Cysticercosis in Madagascar
Introduction: Cysticercosis (CC) is the most common parasitic disease of the central nervous system. It is endemic in most developing countries where pigs are raised and consumed. An overview of all available data of this parasite in Madagascar is lacking.
Methodology: We conducted a literature review, collecting information on published and available literature about cysticercosis in Madagascar between January 1st, 1990 and June 30th, 2020.
Results: Out of 858 publications; 61 were included, issued from peer-review indexed journals, non-indexed journals, books, Ministry reports and press releases. In Madagascar, porcine cysticercosis has been reported since 1901; human cysticercosis is highly prevalent with an overall estimated seroprevalence between 7 and 21%. Serological analysis is based on Enzyme-Linked Immunosorbent Assay (ELISA) and Enzyme-linked immunoelectrotransfer blot techniques (EITB) for confirmative testing. Neurocysticercosis (NCC) is the most common pattern of cysticercosis in Madagascar and it is reponsible for pediatric morbidity causing more than 50% of epilepsy cases.
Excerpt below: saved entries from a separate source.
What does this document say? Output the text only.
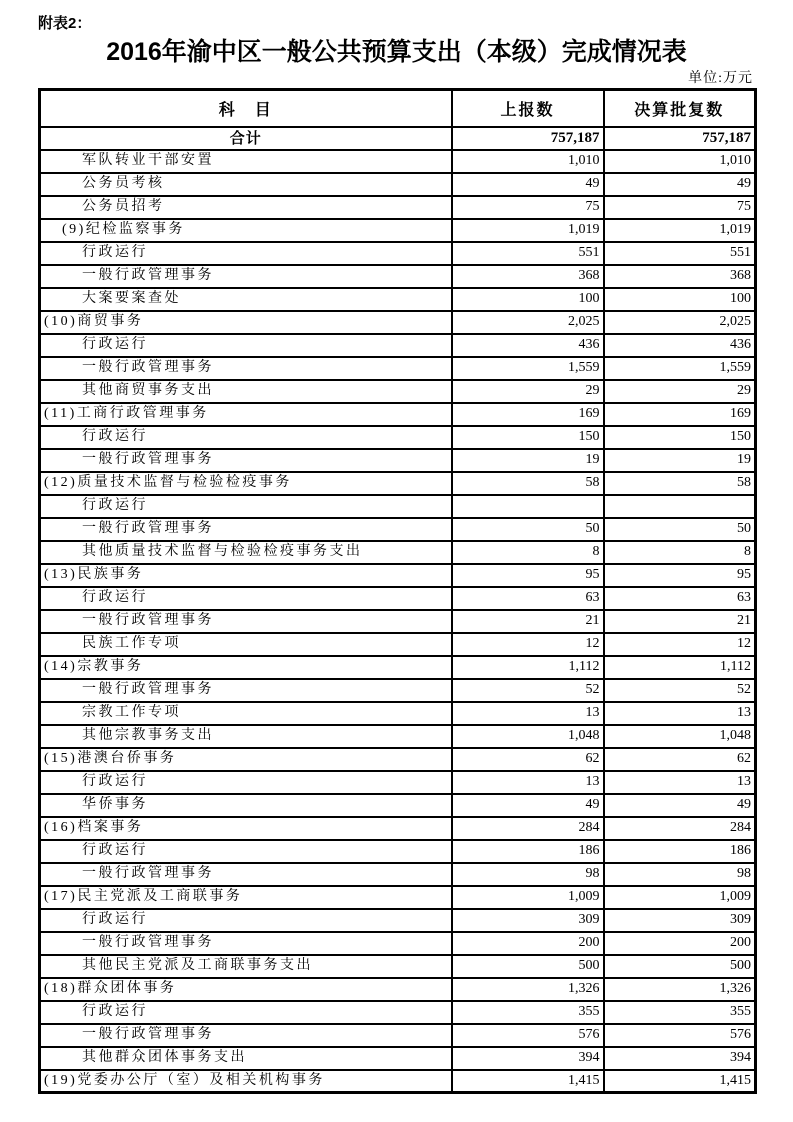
附表2：
2016年渝中区一般公共预算支出（本级）完成情况表
单位:万元
科　目	上报数	决算批复数
合计	757,187	757,187
军队转业干部安置	1,010	1,010
公务员考核	49	49
公务员招考	75	75
(9)纪检监察事务	1,019	1,019
行政运行	551	551
一般行政管理事务	368	368
大案要案查处	100	100
(10)商贸事务	2,025	2,025
行政运行	436	436
一般行政管理事务	1,559	1,559
其他商贸事务支出	29	29
(11)工商行政管理事务	169	169
行政运行	150	150
一般行政管理事务	19	19
(12)质量技术监督与检验检疫事务	58	58
行政运行		
一般行政管理事务	50	50
其他质量技术监督与检验检疫事务支出	8	8
(13)民族事务	95	95
行政运行	63	63
一般行政管理事务	21	21
民族工作专项	12	12
(14)宗教事务	1,112	1,112
一般行政管理事务	52	52
宗教工作专项	13	13
其他宗教事务支出	1,048	1,048
(15)港澳台侨事务	62	62
行政运行	13	13
华侨事务	49	49
(16)档案事务	284	284
行政运行	186	186
一般行政管理事务	98	98
(17)民主党派及工商联事务	1,009	1,009
行政运行	309	309
一般行政管理事务	200	200
其他民主党派及工商联事务支出	500	500
(18)群众团体事务	1,326	1,326
行政运行	355	355
一般行政管理事务	576	576
其他群众团体事务支出	394	394
(19)党委办公厅（室）及相关机构事务	1,415	1,415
Though CT-Scan is now available and tends to be considered the gold standard for NCC diagnosis, it remains unaffordable for most Malagasy patients and implies the proposal of a diagnostic algorithm for physicians.
Conclusions: Our review has revealed that human taeniasis and bovine cysticercosis is a considerable burden in Madagascar. A national control program has been developed aiming to decrease the seroprevalence rate from 16 to 10% in 2015. The aim of the country is now to implement a CC control and elimination program. Meanwhile, some massive cysticercosis screenings have been conducted in the capital Antananarivo to drive people's attention on this widespread infection.